Personal information
- Full name: Lautaro Agustín Palacios
- Date of birth: 29 May 1995 (age 30)
- Place of birth: La Plata, Argentina
- Height: 1.77 m (5 ft 10 in)
- Position: Striker

Team information
- Current team: Deportes Copiapó

Youth career
- DIVE Villa Elisa
- Curuzú Cuatiá

Senior career*
- Years: Team / Apps / (Gls)
- 2011–2014: Curuzú Cuatiá / – / (–)
- 2013: → Argentino Juvenil (loan) / – / (–)
- 2015: Everton LP [es] / 1 / (1)
- 2016: San Lorenzo VC / – / (–)
- 2016–2017: Curuzú Cuatiá / – / (–)
- 2017–2018: Cambaceres / 50 / (12)
- 2019–2021: Unión San Felipe / 34 / (10)
- 2020–2021: → Coquimbo Unido (loan) / 16 / (4)
- 2021–2025: Audax Italiano / 91 / (27)
- 2022–2023: → Al-Adalah (loan) / 12 / (1)
- 2026–: Deportes Copiapó / 0 / (0)

= Lautaro Palacios =

Argentine footballer

Lautaro Agustín Palacios (born 29 May 1995) is an Argentine professional footballer who plays as a striker for Deportes Copiapó.

==Career==
Palacios was born in La Plata, Argentina.

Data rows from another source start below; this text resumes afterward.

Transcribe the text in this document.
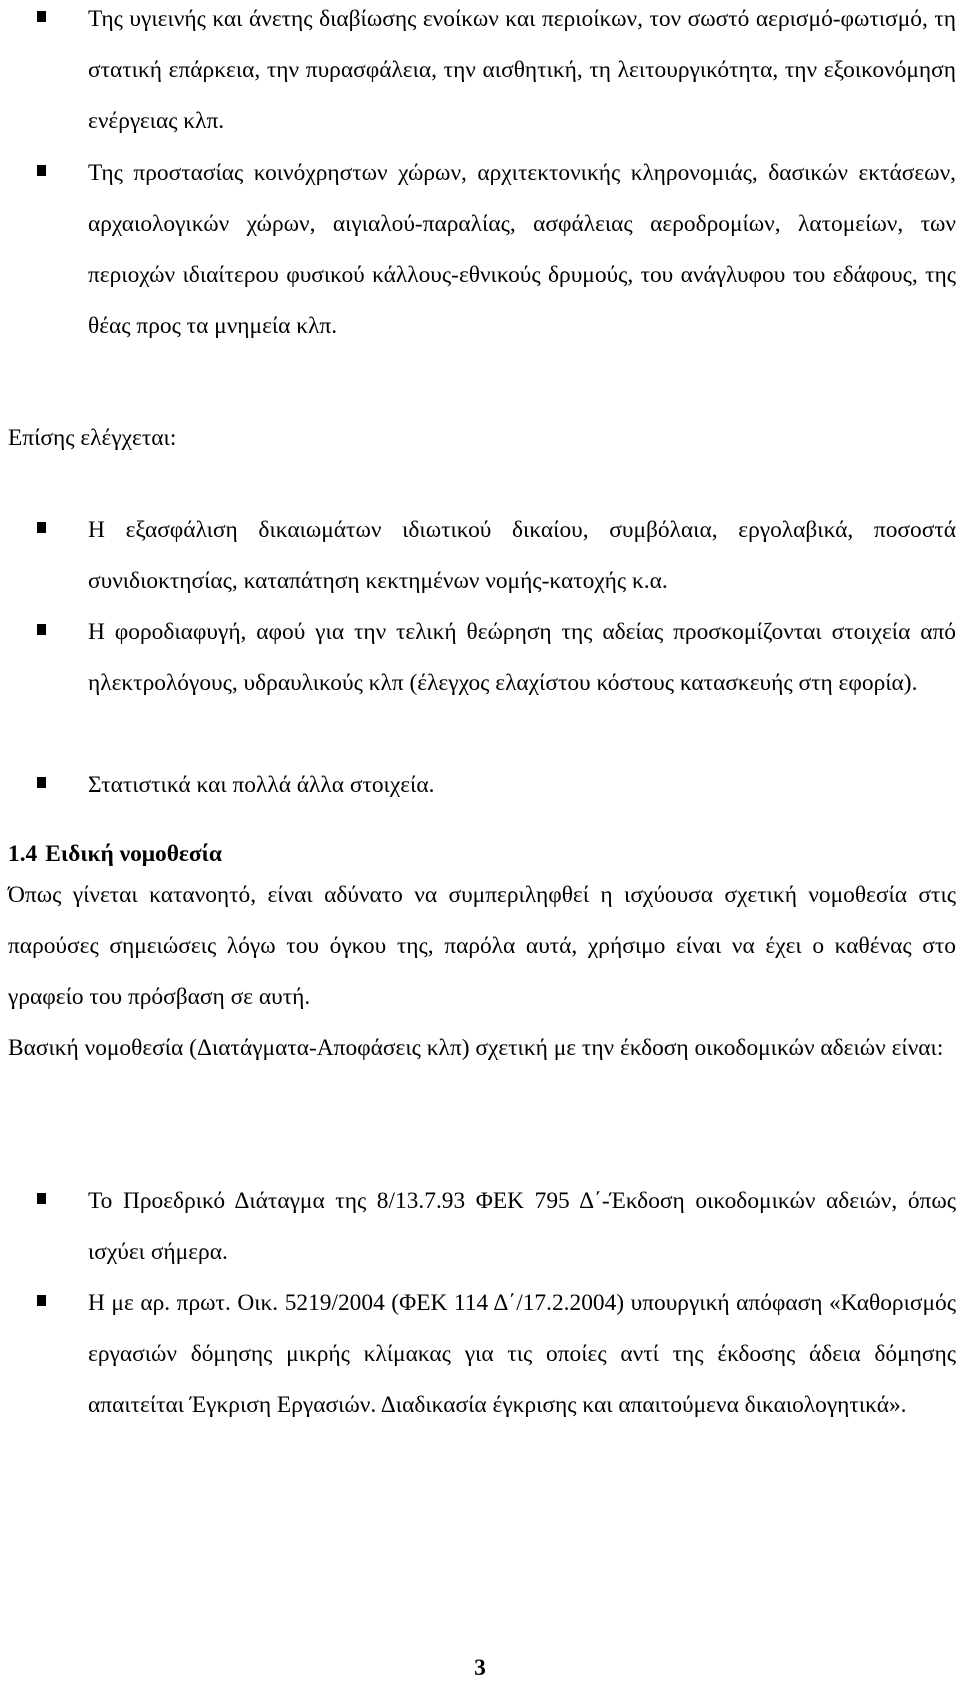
Της υγιεινής και άνετης διαβίωσης ενοίκων και περιοίκων, τον σωστό αερισμό-φωτισμό, τη στατική επάρκεια, την πυρασφάλεια, την αισθητική, τη λειτουργικότητα, την εξοικονόμηση ενέργειας κλπ.
Της προστασίας κοινόχρηστων χώρων, αρχιτεκτονικής κληρονομιάς, δασικών εκτάσεων, αρχαιολογικών χώρων, αιγιαλού-παραλίας, ασφάλειας αεροδρομίων, λατομείων, των περιοχών ιδιαίτερου φυσικού κάλλους-εθνικούς δρυμούς, του ανάγλυφου του εδάφους, της θέας προς τα μνημεία κλπ.
Επίσης ελέγχεται:
Η εξασφάλιση δικαιωμάτων ιδιωτικού δικαίου, συμβόλαια, εργολαβικά, ποσοστά συνιδιοκτησίας, καταπάτηση κεκτημένων νομής-κατοχής κ.α.
Η φοροδιαφυγή, αφού για την τελική θεώρηση της αδείας προσκομίζονται στοιχεία από ηλεκτρολόγους, υδραυλικούς κλπ (έλεγχος ελαχίστου κόστους κατασκευής στη εφορία).
Στατιστικά και πολλά άλλα στοιχεία.
1.4 Ειδική νομοθεσία
Όπως γίνεται κατανοητό, είναι αδύνατο να συμπεριληφθεί η ισχύουσα σχετική νομοθεσία στις παρούσες σημειώσεις λόγω του όγκου της, παρόλα αυτά, χρήσιμο είναι να έχει ο καθένας στο γραφείο του πρόσβαση σε αυτή.
Βασική νομοθεσία (Διατάγματα-Αποφάσεις κλπ) σχετική με την έκδοση οικοδομικών αδειών είναι:
Το Προεδρικό Διάταγμα της 8/13.7.93 ΦΕΚ 795 Δ΄-Έκδοση οικοδομικών αδειών, όπως ισχύει σήμερα.
Η με αρ. πρωτ. Οικ. 5219/2004 (ΦΕΚ 114 Δ΄/17.2.2004) υπουργική απόφαση «Καθορισμός εργασιών δόμησης μικρής κλίμακας για τις οποίες αντί της έκδοσης άδεια δόμησης απαιτείται Έγκριση Εργασιών. Διαδικασία έγκρισης και απαιτούμενα δικαιολογητικά».
3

A product of both DIVE and Centro de Fomento Social, Cultural y Deportivo Curuzú Cuatiá from Villa Elisa, as a young player, Palacios played for amateur teams at the Liga Platense, until he joined Argentine Primera D club Defensores de Cambaceres. In 2019, he moved to Chile and joined Chilean Primera B club Unión San Felipe, being loaned to Chilean Primera División club Coquimbo Unido on second half 2020. Along with Coquimbo Unido, he has played at the 2020 Copa Sudamericana, scoring a goal in his debut.

On 2021 season, he was transferred to Audax Italiano on a deal for four years. On 4 July 2022, Palacios joined Saudi Arabian club Al-Adalah on loan.

In January 2026, Palacios joined Deportes Copiapó.

==Personal life==
Palacios is nicknamed Tanque (Tank).